Applied statisticians utilise a range of tools to help derive, assess and improve statistical models fitted to our clients’ data. Visual displays are particularly important to quickly assess the applicability of statistical models, including how well the models fit the data and whether assumptions are satisfied.
For example, graphical displays such as Figure 1 are much-used to check the common assumptions of normally-distributed random variation and stability of variance when fitting a linear model.
Linear models are fundamental to many statistical analysis techniques, with simple linear regression being the most well-known. Statistical models typically consist of expected or average values which might depend on some independent or explanatory variables, and some random variation which is unavoidable. Without random variation there would be little need for statistical analysis – everything would be known exactly. Statistical analysis involves describing, explaining and accounting for random variation, which can be regarded as “noise”, so that the real “signal” can be more clearly seen. The goal might be a clear understanding of which variables are related (and how) to the variable of interest.
Given several candidate variables which might arguably be associated with a variable of interest, we use statistical analysis to determine which variables or combinations of variables are important, and this is commonly done by formal statistical tests. All statistical tests are based on some sort of assumptions.
In standard linear models these assumptions might be that the random data values follow a normal or Gaussian (bell-shaped) distribution, and that the size of the variation about the estimated values is similar for all the data.
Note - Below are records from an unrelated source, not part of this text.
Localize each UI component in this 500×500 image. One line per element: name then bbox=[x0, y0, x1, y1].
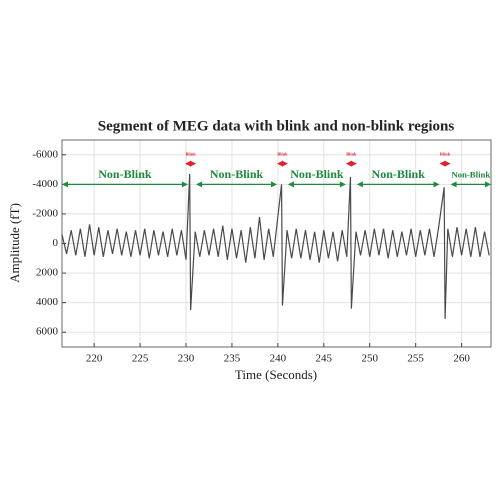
x-tick-label: 250 bbox=[361, 353, 378, 365]
arrow-head bbox=[181, 181, 188, 188]
arrow-head bbox=[190, 160, 197, 167]
y-tick-label: 0 bbox=[53, 237, 59, 249]
y-tick-label: 2000 bbox=[36, 267, 59, 279]
region-label: Non-Blink bbox=[98, 167, 152, 181]
x-tick-label: 230 bbox=[178, 353, 195, 365]
y-axis-label: Amplitude (fT) bbox=[7, 203, 22, 283]
region-label: Non-Blink bbox=[290, 167, 344, 181]
region-label: Non-Blink bbox=[372, 167, 426, 181]
x-axis-label: Time (Seconds) bbox=[235, 367, 317, 382]
region-label: Non-Blink bbox=[210, 167, 264, 181]
x-tick-label: 225 bbox=[132, 353, 149, 365]
x-tick-label: 240 bbox=[270, 353, 287, 365]
arrow-head bbox=[276, 160, 283, 167]
signal-line bbox=[61, 173, 490, 319]
y-tick-label: 4000 bbox=[36, 296, 59, 308]
y-tick-label: 6000 bbox=[36, 326, 59, 338]
chart-title: Segment of MEG data with blink and non-b… bbox=[98, 118, 455, 134]
arrow-head bbox=[433, 181, 440, 188]
region-label: Blink bbox=[185, 152, 196, 157]
arrow-head bbox=[270, 181, 277, 188]
plot-frame bbox=[61, 139, 492, 348]
region-label: Blink bbox=[346, 152, 357, 157]
x-tick-label: 255 bbox=[407, 353, 424, 365]
arrow-head bbox=[444, 160, 451, 167]
x-tick-label: 235 bbox=[224, 353, 241, 365]
y-tick-label: -4000 bbox=[32, 178, 58, 190]
y-tick-label: -6000 bbox=[32, 148, 58, 160]
arrow-head bbox=[350, 160, 357, 167]
x-tick-label: 260 bbox=[453, 353, 470, 365]
arrow-head bbox=[281, 160, 288, 167]
region-label: Blink bbox=[440, 152, 451, 157]
arrow-head bbox=[356, 181, 363, 188]
arrow-head bbox=[287, 181, 294, 188]
x-tick-label: 220 bbox=[86, 353, 103, 365]
arrow-head bbox=[339, 181, 346, 188]
arrow-head bbox=[485, 181, 491, 188]
region-label: Non-Blink bbox=[451, 169, 490, 179]
arrow-head bbox=[439, 160, 446, 167]
y-tick-label: -2000 bbox=[32, 207, 58, 219]
arrow-head bbox=[62, 181, 68, 188]
arrow-head bbox=[450, 181, 457, 188]
arrow-head bbox=[345, 160, 352, 167]
arrow-head bbox=[196, 181, 203, 188]
x-tick-label: 245 bbox=[316, 353, 333, 365]
arrow-head bbox=[185, 160, 192, 167]
region-label: Blink bbox=[277, 152, 288, 157]
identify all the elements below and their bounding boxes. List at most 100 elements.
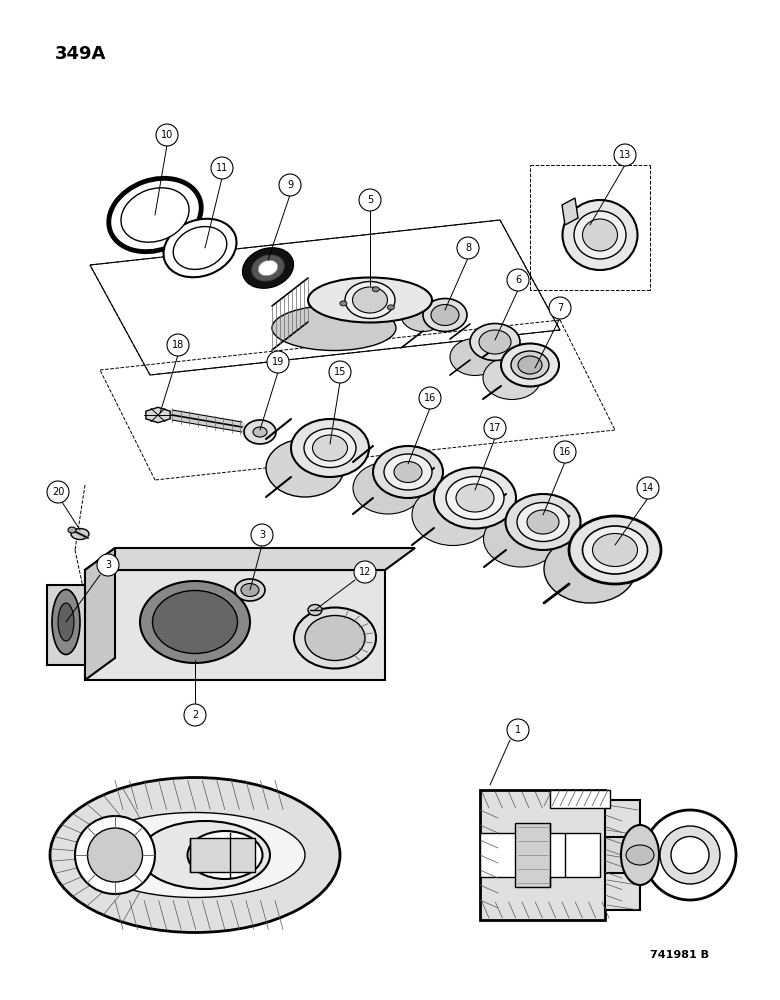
Text: 349A: 349A	[55, 45, 106, 63]
Circle shape	[359, 189, 381, 211]
Ellipse shape	[412, 485, 494, 546]
Text: 20: 20	[51, 487, 64, 497]
Ellipse shape	[479, 330, 511, 354]
Ellipse shape	[291, 419, 369, 477]
Circle shape	[354, 561, 376, 583]
Ellipse shape	[353, 462, 423, 514]
Ellipse shape	[450, 338, 500, 375]
Text: 19: 19	[272, 357, 284, 367]
Text: 7: 7	[557, 303, 563, 313]
Ellipse shape	[345, 282, 395, 318]
Ellipse shape	[241, 584, 259, 596]
Ellipse shape	[583, 219, 618, 251]
Text: 1: 1	[515, 725, 521, 735]
Polygon shape	[47, 585, 85, 665]
Circle shape	[329, 361, 351, 383]
Text: 18: 18	[172, 340, 184, 350]
Circle shape	[554, 441, 576, 463]
Ellipse shape	[660, 826, 720, 884]
Ellipse shape	[583, 526, 647, 574]
Ellipse shape	[470, 324, 520, 360]
Circle shape	[507, 719, 529, 741]
Ellipse shape	[87, 828, 143, 882]
Ellipse shape	[527, 510, 559, 534]
Text: 2: 2	[192, 710, 198, 720]
Ellipse shape	[434, 468, 516, 528]
Ellipse shape	[431, 304, 459, 326]
Ellipse shape	[384, 454, 432, 490]
Ellipse shape	[505, 494, 580, 550]
Ellipse shape	[244, 420, 276, 444]
Text: 16: 16	[424, 393, 436, 403]
Ellipse shape	[153, 590, 237, 654]
Ellipse shape	[52, 589, 80, 654]
Ellipse shape	[258, 260, 278, 276]
Ellipse shape	[562, 200, 637, 270]
Circle shape	[184, 704, 206, 726]
Circle shape	[637, 477, 659, 499]
Ellipse shape	[71, 528, 89, 540]
Polygon shape	[515, 823, 550, 887]
Polygon shape	[562, 198, 578, 225]
Polygon shape	[480, 833, 600, 877]
Ellipse shape	[173, 227, 227, 269]
Ellipse shape	[621, 825, 659, 885]
Ellipse shape	[235, 579, 265, 601]
Ellipse shape	[626, 845, 654, 865]
Text: 13: 13	[619, 150, 631, 160]
Circle shape	[279, 174, 301, 196]
Ellipse shape	[140, 581, 250, 663]
Text: 17: 17	[489, 423, 502, 433]
Ellipse shape	[644, 810, 736, 900]
Ellipse shape	[272, 306, 396, 351]
Circle shape	[267, 351, 289, 373]
Ellipse shape	[266, 439, 344, 497]
Ellipse shape	[544, 535, 636, 603]
Text: 16: 16	[559, 447, 571, 457]
Ellipse shape	[121, 188, 189, 242]
Text: 3: 3	[105, 560, 111, 570]
Ellipse shape	[140, 821, 270, 889]
Circle shape	[457, 237, 479, 259]
Ellipse shape	[501, 344, 559, 386]
Ellipse shape	[593, 534, 637, 566]
Ellipse shape	[671, 836, 709, 874]
Circle shape	[484, 417, 506, 439]
Text: 14: 14	[642, 483, 654, 493]
Circle shape	[614, 144, 636, 166]
Polygon shape	[605, 800, 640, 910]
Circle shape	[97, 554, 119, 576]
Ellipse shape	[388, 305, 395, 310]
Circle shape	[507, 269, 529, 291]
Polygon shape	[573, 208, 590, 230]
Ellipse shape	[243, 248, 293, 288]
Text: 6: 6	[515, 275, 521, 285]
Ellipse shape	[574, 211, 626, 259]
Ellipse shape	[423, 298, 467, 332]
Circle shape	[211, 157, 233, 179]
Ellipse shape	[518, 356, 542, 374]
Ellipse shape	[304, 428, 356, 468]
Ellipse shape	[85, 812, 305, 898]
Text: 741981 B: 741981 B	[650, 950, 709, 960]
Ellipse shape	[372, 287, 379, 292]
Polygon shape	[146, 407, 170, 423]
Circle shape	[156, 124, 178, 146]
Ellipse shape	[340, 301, 347, 306]
Polygon shape	[605, 837, 650, 873]
Ellipse shape	[308, 604, 322, 615]
Circle shape	[47, 481, 69, 503]
Ellipse shape	[200, 839, 250, 871]
Text: 8: 8	[465, 243, 471, 253]
Ellipse shape	[484, 511, 558, 567]
Polygon shape	[85, 570, 385, 680]
Text: 12: 12	[359, 567, 371, 577]
Ellipse shape	[252, 255, 284, 281]
Ellipse shape	[456, 484, 494, 512]
Ellipse shape	[511, 351, 549, 379]
Ellipse shape	[50, 778, 340, 932]
Text: 5: 5	[367, 195, 373, 205]
Polygon shape	[480, 790, 605, 920]
Text: 11: 11	[216, 163, 228, 173]
Ellipse shape	[164, 219, 236, 277]
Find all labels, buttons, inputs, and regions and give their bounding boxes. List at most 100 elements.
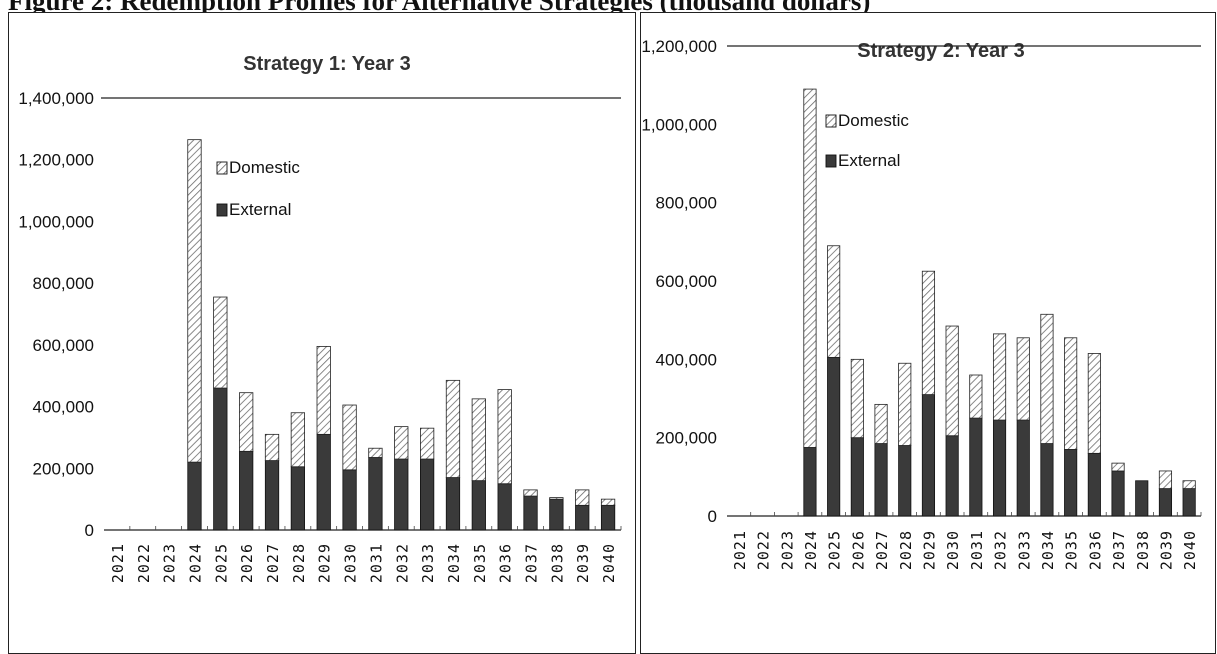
bar-external-2029 [921, 394, 936, 517]
bar-external-2025 [827, 356, 841, 517]
bar-domestic-2025 [213, 296, 228, 389]
y-tick-label: 600,000 [656, 272, 717, 291]
bar-external-2037 [1111, 470, 1125, 517]
legend-label-external: External [229, 200, 291, 219]
bar-external-2032 [394, 458, 409, 531]
x-tick-label: 2038 [548, 543, 566, 583]
chart-panel-strategy-2: Strategy 2: Year 3 0 200,000 400,000 600,000… [640, 12, 1216, 654]
x-tick-label: 2034 [445, 543, 463, 583]
chart-title: Strategy 2: Year 3 [857, 40, 1025, 62]
bar-external-2025 [213, 387, 228, 531]
bar-external-2035 [471, 480, 486, 531]
x-tick-label: 2036 [1086, 530, 1104, 570]
bar-external-2039 [575, 504, 590, 531]
chart-strategy-2: Strategy 2: Year 3 0 200,000 400,000 600,000… [641, 37, 1202, 570]
x-tick-label: 2031 [367, 543, 385, 583]
y-tick-label: 1,400,000 [18, 89, 94, 108]
bar-domestic-2028 [290, 412, 305, 468]
y-tick-label: 800,000 [656, 194, 717, 213]
bar-domestic-2039 [1158, 470, 1173, 489]
bar-domestic-2028 [898, 362, 912, 446]
y-tick-label: 1,200,000 [641, 37, 717, 56]
bar-domestic-2026 [850, 358, 864, 439]
bar-external-2026 [850, 437, 864, 517]
chart-strategy-1: Strategy 1: Year 3 0 200,000 400,000 600,000… [18, 53, 622, 583]
bar-external-2027 [874, 443, 888, 517]
x-tick-label: 2029 [316, 543, 334, 583]
y-tick-label: 400,000 [656, 350, 717, 369]
x-tick-label: 2022 [135, 543, 153, 583]
bar-external-2032 [992, 419, 1007, 517]
bar-external-2030 [945, 435, 959, 517]
bar-domestic-2029 [921, 270, 936, 395]
bar-domestic-2026 [239, 392, 254, 452]
bar-external-2039 [1158, 488, 1173, 517]
x-tick-label: 2023 [161, 543, 179, 583]
legend-label-domestic: Domestic [229, 158, 300, 177]
legend-label-external: External [838, 151, 900, 170]
bar-external-2040 [1182, 488, 1196, 517]
bar-domestic-2039 [575, 489, 590, 506]
bar-external-2033 [420, 458, 435, 531]
x-tick-label: 2029 [920, 530, 938, 570]
x-tick-label: 2035 [471, 543, 489, 583]
bar-external-2024 [187, 461, 202, 531]
bar-external-2028 [290, 466, 305, 531]
bar-domestic-2029 [316, 345, 331, 435]
bar-domestic-2024 [187, 139, 202, 463]
bar-external-2028 [898, 445, 912, 517]
x-tick-label: 2039 [574, 543, 592, 583]
bar-domestic-2040 [1182, 480, 1196, 489]
legend-label-domestic: Domestic [838, 111, 909, 130]
chart-title: Strategy 1: Year 3 [243, 53, 411, 75]
bar-external-2034 [445, 477, 461, 531]
x-tick-label: 2037 [523, 543, 541, 583]
bar-external-2031 [368, 457, 383, 531]
y-tick-label: 1,200,000 [18, 151, 94, 170]
bar-external-2035 [1064, 449, 1078, 517]
x-tick-label: 2039 [1157, 530, 1175, 570]
bar-domestic-2036 [497, 389, 512, 485]
x-tick-label: 2021 [731, 530, 749, 570]
y-tick-label: 1,000,000 [641, 115, 717, 134]
x-tick-label: 2027 [264, 543, 282, 583]
bar-domestic-2035 [471, 398, 486, 482]
bar-domestic-2040 [600, 498, 616, 506]
x-tick-label: 2026 [849, 530, 867, 570]
y-tick-label: 200,000 [33, 459, 94, 478]
legend-swatch-external [825, 154, 837, 168]
x-tick-label: 2028 [897, 530, 915, 570]
x-tick-label: 2027 [873, 530, 891, 570]
x-tick-label: 2026 [238, 543, 256, 583]
x-tick-label: 2032 [393, 543, 411, 583]
bar-domestic-2030 [945, 325, 959, 437]
x-tick-label: 2033 [419, 543, 437, 583]
bar-domestic-2036 [1087, 353, 1101, 454]
x-tick-label: 2033 [1015, 530, 1033, 570]
bar-domestic-2034 [1040, 313, 1054, 444]
legend-swatch-domestic [825, 114, 837, 128]
bar-external-2037 [523, 495, 538, 531]
bar-external-2031 [969, 417, 983, 517]
bar-external-2027 [264, 460, 280, 531]
x-tick-label: 2030 [944, 530, 962, 570]
y-tick-label: 0 [708, 507, 717, 526]
y-tick-label: 600,000 [33, 336, 94, 355]
bar-external-2038 [1135, 480, 1149, 517]
bar-domestic-2033 [420, 427, 435, 460]
bar-domestic-2025 [827, 245, 841, 358]
bar-domestic-2030 [342, 404, 357, 471]
x-tick-label: 2036 [497, 543, 515, 583]
bar-domestic-2032 [992, 333, 1007, 421]
x-tick-label: 2030 [342, 543, 360, 583]
bar-domestic-2032 [394, 426, 409, 460]
bar-domestic-2027 [874, 403, 888, 444]
y-tick-label: 200,000 [656, 429, 717, 448]
bar-domestic-2035 [1064, 337, 1078, 450]
bar-domestic-2024 [803, 88, 817, 448]
bar-domestic-2037 [1111, 462, 1125, 472]
bar-external-2024 [803, 447, 817, 517]
bar-external-2036 [1087, 452, 1101, 517]
x-tick-label: 2040 [1181, 530, 1199, 570]
bar-external-2026 [239, 450, 254, 531]
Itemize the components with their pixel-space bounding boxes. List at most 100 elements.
These are the assumptions that can be checked by plots such as in Figure 1. In these plots, fitted values are the model’s best estimate of the underlying expected or average value, and residuals indicate the random variation present – they are the deviations of the actual observed data from the estimated average value based on the fitted model.
It is also important that observations be independent – i.e. that the random variation associated with one observation has no bearing on any other observation. This assumption cannot be checked by plots such as in Figure 1. Commonly, attempts are made to ensure independence by the way the data is collected, such as by using randomisation in experiments or selection of sample survey participants. It can be difficult to demonstrate independence, but in some cases particular forms of dependence might be hypothesised and can be checked. Time series data and spatial data are examples, where the residuals can be displayed in relation to time-point or spatial location, and the plot can be examined for non-random patterns. This is one of the checks illustrated in this article, and is important because lack of independence can invalidate the usual statistical tests carried out on linear models.